Paul Simon did not wear a tux. He sat by the fountain in the middle of Lincoln Center, a photographer by his side, and another guy, a journalist? Several people wandered up to him. He seemed very approachable, as though he wanted to chat in the pleasant evening light. He wore a tweed jacket and a blue baseball cap. His face was very round. He looked like an editor.
Michael Hirschorn did not wear a tux, either.
Mark Green was there (in a tux). He said he comes to the event every year, but never stays for dinner.
Grace Paley was there. She came by and spoke to someone next to me; we were about the same height with me seated.
Rick Moody drank no alcohol. He is also a vegetarian, it turns out.
Donald Antrim was standing outside with a woman at the start of the evening, while it was still light and people were filing in. They looked as though they had stepped out for a smoke (they weren’t smoking). Out of nowhere, the woman almost fell down. “It’s my heels,” she said, when she recovered.

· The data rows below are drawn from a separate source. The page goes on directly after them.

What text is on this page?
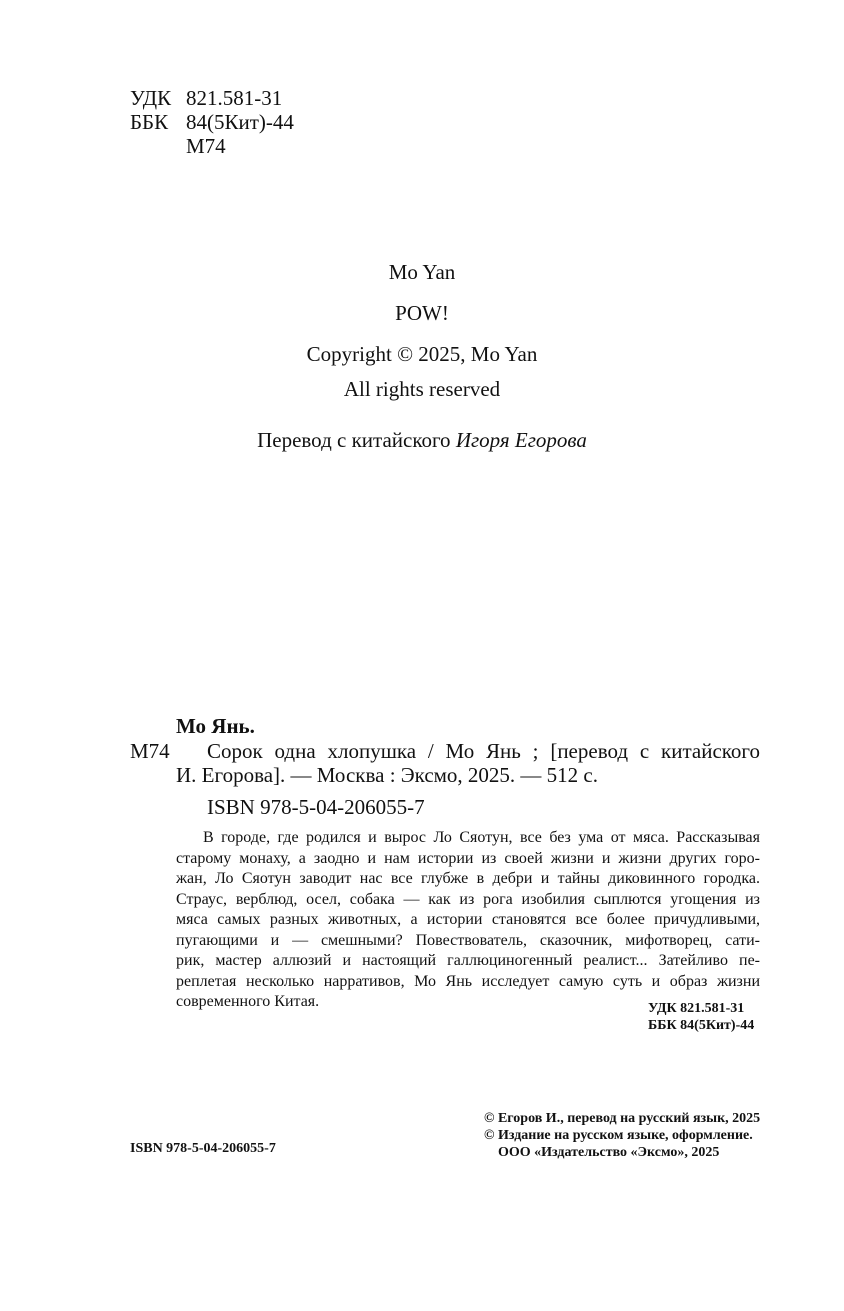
УДК 821.581-31
ББК 84(5Кит)-44
М74
Mo Yan
POW!
Copyright © 2025, Mo Yan
All rights reserved
Перевод с китайского Игоря Егорова
Мо Янь.
М74 Сорок одна хлопушка / Мо Янь ; [перевод с китайского
И. Егорова]. — Москва : Эксмо, 2025. — 512 с.
ISBN 978-5-04-206055-7
В городе, где родился и вырос Ло Сяотун, все без ума от мяса. Рассказывая
старому монаху, а заодно и нам истории из своей жизни и жизни других горо-
жан, Ло Сяотун заводит нас все глубже в дебри и тайны диковинного городка.
Страус, верблюд, осел, собака — как из рога изобилия сыплются угощения из
мяса самых разных животных, а истории становятся все более причудливыми,
пугающими и — смешными? Повествователь, сказочник, мифотворец, сати-
рик, мастер аллюзий и настоящий галлюциногенный реалист... Затейливо пе-
реплетая несколько нарративов, Мо Янь исследует самую суть и образ жизни
современного Китая.	УДК 821.581-31
ББК 84(5Кит)-44
ISBN 978-5-04-206055-7
© Егоров И., перевод на русский язык, 2025
© Издание на русском языке, оформление.
ООО «Издательство «Эксмо», 2025
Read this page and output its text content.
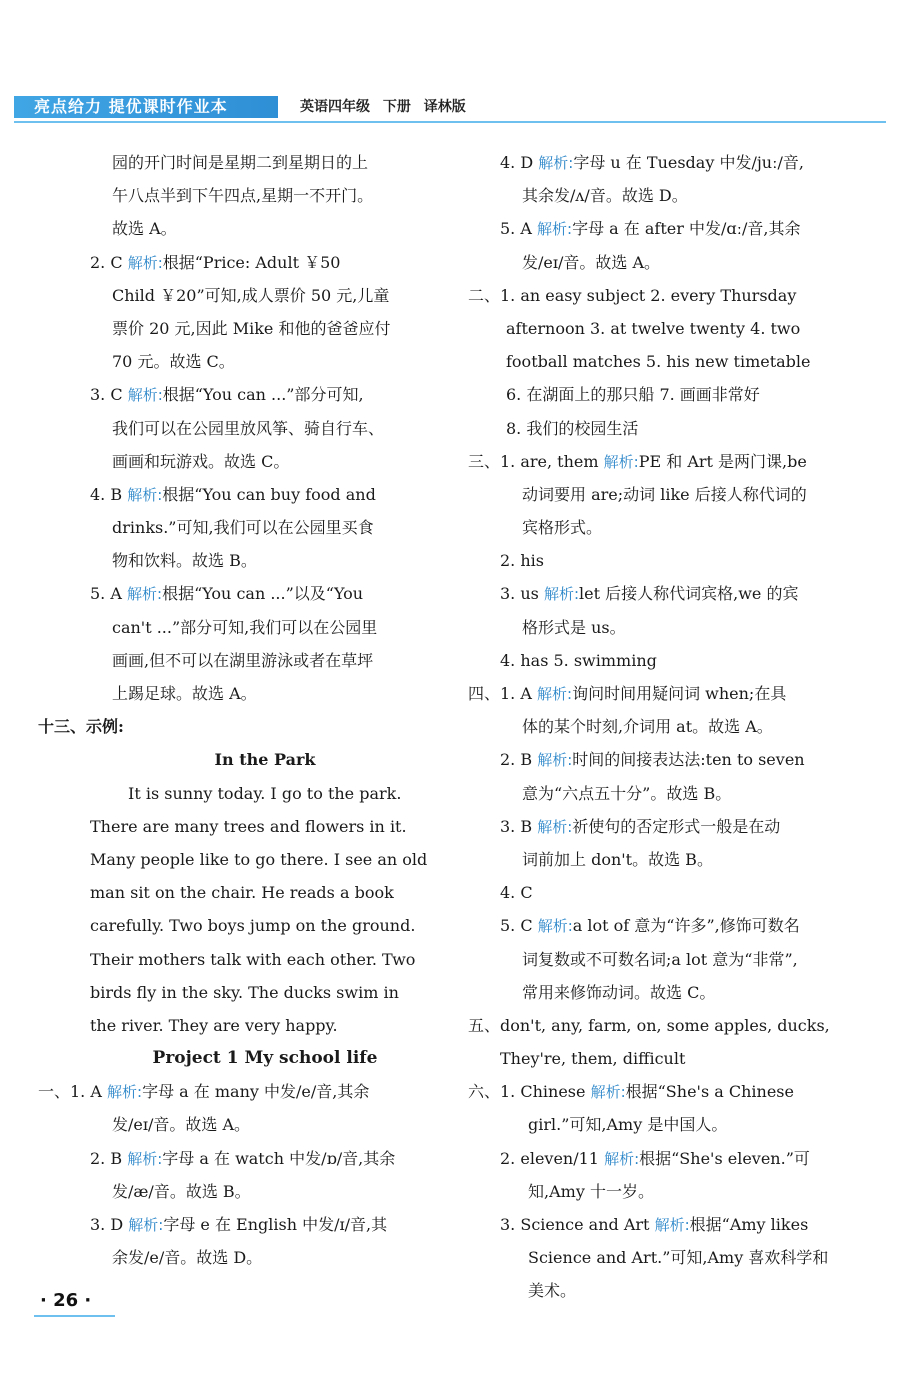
亮点给力 提优课时作业本	英语四年级 下册 译林版
园的开门时间是星期二到星期日的上
午八点半到下午四点,星期一不开门。
故选 A。
2. C 解析:根据“Price: Adult ￥50
Child ￥20”可知,成人票价 50 元,儿童
票价 20 元,因此 Mike 和他的爸爸应付
70 元。故选 C。
3. C 解析:根据“You can ...”部分可知,
我们可以在公园里放风筝、骑自行车、
画画和玩游戏。故选 C。
4. B 解析:根据“You can buy food and
drinks.”可知,我们可以在公园里买食
物和饮料。故选 B。
5. A 解析:根据“You can ...”以及“You
can't ...”部分可知,我们可以在公园里
画画,但不可以在湖里游泳或者在草坪
上踢足球。故选 A。
十三、示例:
In the Park
It is sunny today. I go to the park.
There are many trees and flowers in it.
Many people like to go there. I see an old
man sit on the chair. He reads a book
carefully. Two boys jump on the ground.
Their mothers talk with each other. Two
birds fly in the sky. The ducks swim in
the river. They are very happy.
Project 1 My school life
一、1. A 解析:字母 a 在 many 中发/e/音,其余
发/eɪ/音。故选 A。
2. B 解析:字母 a 在 watch 中发/ɒ/音,其余
发/æ/音。故选 B。
3. D 解析:字母 e 在 English 中发/ɪ/音,其
余发/e/音。故选 D。
4. D 解析:字母 u 在 Tuesday 中发/juː/音,
其余发/ʌ/音。故选 D。
5. A 解析:字母 a 在 after 中发/ɑː/音,其余
发/eɪ/音。故选 A。
二、1. an easy subject 2. every Thursday
afternoon 3. at twelve twenty 4. two
football matches 5. his new timetable
6. 在湖面上的那只船 7. 画画非常好
8. 我们的校园生活
三、1. are, them 解析:PE 和 Art 是两门课,be
动词要用 are;动词 like 后接人称代词的
宾格形式。
2. his
3. us 解析:let 后接人称代词宾格,we 的宾
格形式是 us。
4. has 5. swimming
四、1. A 解析:询问时间用疑问词 when;在具
体的某个时刻,介词用 at。故选 A。
2. B 解析:时间的间接表达法:ten to seven
意为“六点五十分”。故选 B。
3. B 解析:祈使句的否定形式一般是在动
词前加上 don't。故选 B。
4. C
5. C 解析:a lot of 意为“许多”,修饰可数名
词复数或不可数名词;a lot 意为“非常”,
常用来修饰动词。故选 C。
五、don't, any, farm, on, some apples, ducks,
They're, them, difficult
六、1. Chinese 解析:根据“She's a Chinese
girl.”可知,Amy 是中国人。
2. eleven/11 解析:根据“She's eleven.”可
知,Amy 十一岁。
3. Science and Art 解析:根据“Amy likes
Science and Art.”可知,Amy 喜欢科学和
美术。
· 26 ·
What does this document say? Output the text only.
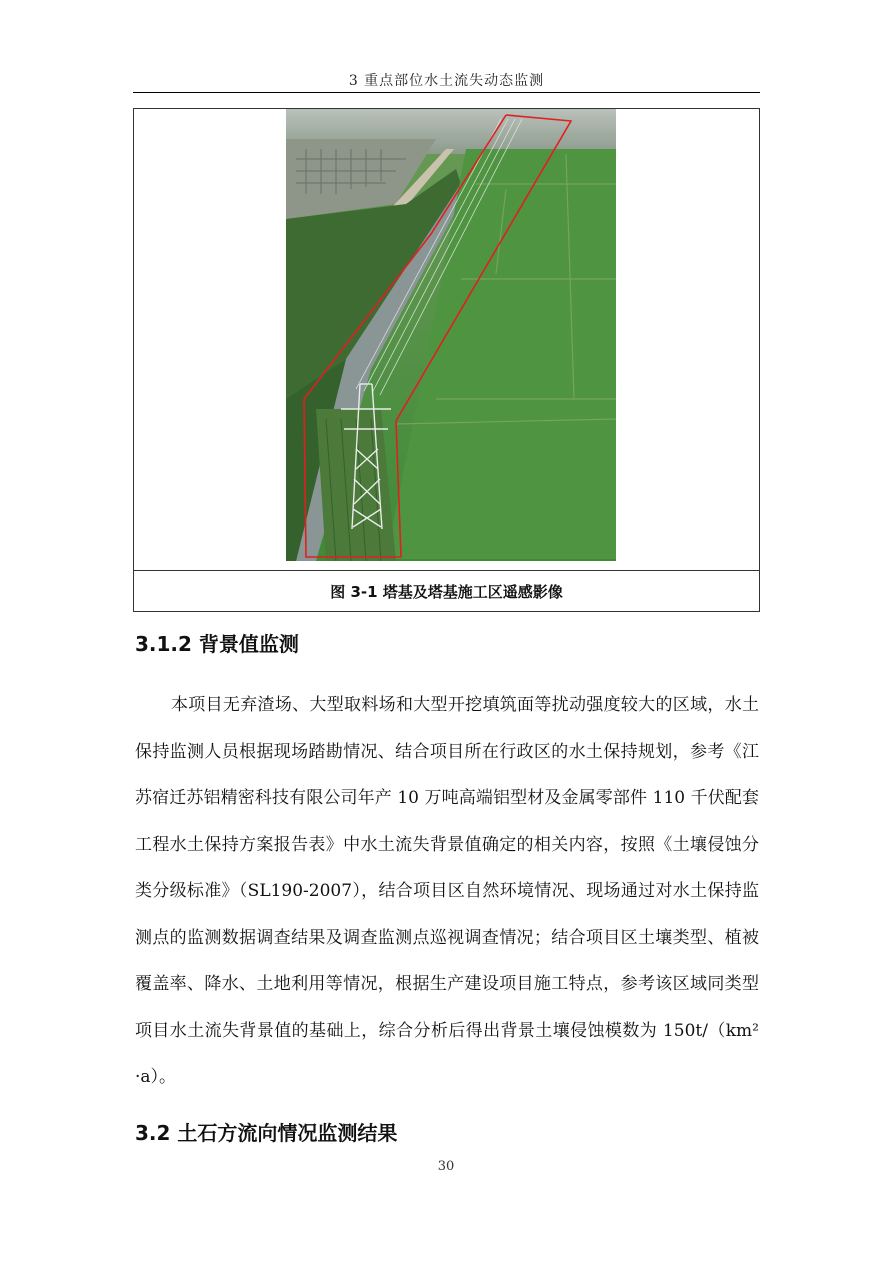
3 重点部位水土流失动态监测
图 3-1 塔基及塔基施工区遥感影像
3.1.2 背景值监测

本项目无弃渣场、大型取料场和大型开挖填筑面等扰动强度较大的区域，水土保持监测人员根据现场踏勘情况、结合项目所在行政区的水土保持规划，参考《江苏宿迁苏铝精密科技有限公司年产 10 万吨高端铝型材及金属零部件 110 千伏配套工程水土保持方案报告表》中水土流失背景值确定的相关内容，按照《土壤侵蚀分类分级标准》（SL190-2007），结合项目区自然环境情况、现场通过对水土保持监测点的监测数据调查结果及调查监测点巡视调查情况；结合项目区土壤类型、植被覆盖率、降水、土地利用等情况，根据生产建设项目施工特点，参考该区域同类型项目水土流失背景值的基础上，综合分析后得出背景土壤侵蚀模数为 150t/（km² ·a）。

3.2 土石方流向情况监测结果
30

David Rosenthal from Simon and Schuster dropped some change on the floor. It was a penny and a dime. “Are you going to pick it up?” I said.
“I don’t go down for dimes,” he replied.
Keith Kelly, who covers the book business for the New York Post, made several calls to confirm his seat. But he did not show up and his seat remained empty.
Gita Mehta was not there. She is in India.
I was informed that Amitav Gosh had turned down the Commonwealth Prize a few weeks ago. His reasons were that the whole thing smacks of colonialism.
Some big fat poo bah guy came up to the bar and sang along vaguely with the band. “Da doo da da.” he sang tunelessly. It was really pleasant in a sloshed way. He reminded me of Network, the movie; a guy who runs things, drinks too much, and has a weird sense of humor.
Steve Kroft was there. Terry McDonnell wasn’t.
Arthur Miller was the keynote speaker and his was the only voice to cut through the din. He reminded the huge crowd that PEN was founded by successful writers after World War I with the aim of protecting the free speech of intellectuals and writers. He said that the culture of writers and the culture of money were not the same sphere (he put it better). He read from a prepared speech and he was great. At the end of the night his daughter gave him an effusive goodbye kiss and turned quickly on her heel and left, as though she can’t stand long good-bye’s.
The last five people to leave the enormous room were: Vanessa Chase, John Cassidy, who is on “book-leave” from the New Yorker (his book is about the Internet Bubble); David M. Wells, a reporter from Bloomberg whose desk for a long time occupied the space at the bottom of a spiral staircase that all of Charlie Rose’s guests traversed on their way to his show (the Charlie Rose show is taped in the Bloomberg offices, oddly); myself; and George Plimpton.
We stood there drinking while the staff changed out of their suits and cleaned up under the house lights. At a certain point all the cleaning stopped because the staff were all busy taking apart the elaborate floral arrangements on each table. This went on for a while until a woman came out and yelled, “Come on people, get to work or we’ll never get home!”
After everyone got back to work the woman went from table to table blowing out the votive candles one at a time, and our group went across the street for a nightcap at the Saloon.
George told stories. One involved callng John O’Hara to ask if he would be interviewed for The Paris Review. O’Hara listened to Plimpton but did not speak. “He just panted into the phone, I could hear him breathing.” Then O’Hara hung up on George. Apparently he was offended that the Paris Review had done an interview with Hemmingway before they had asked him.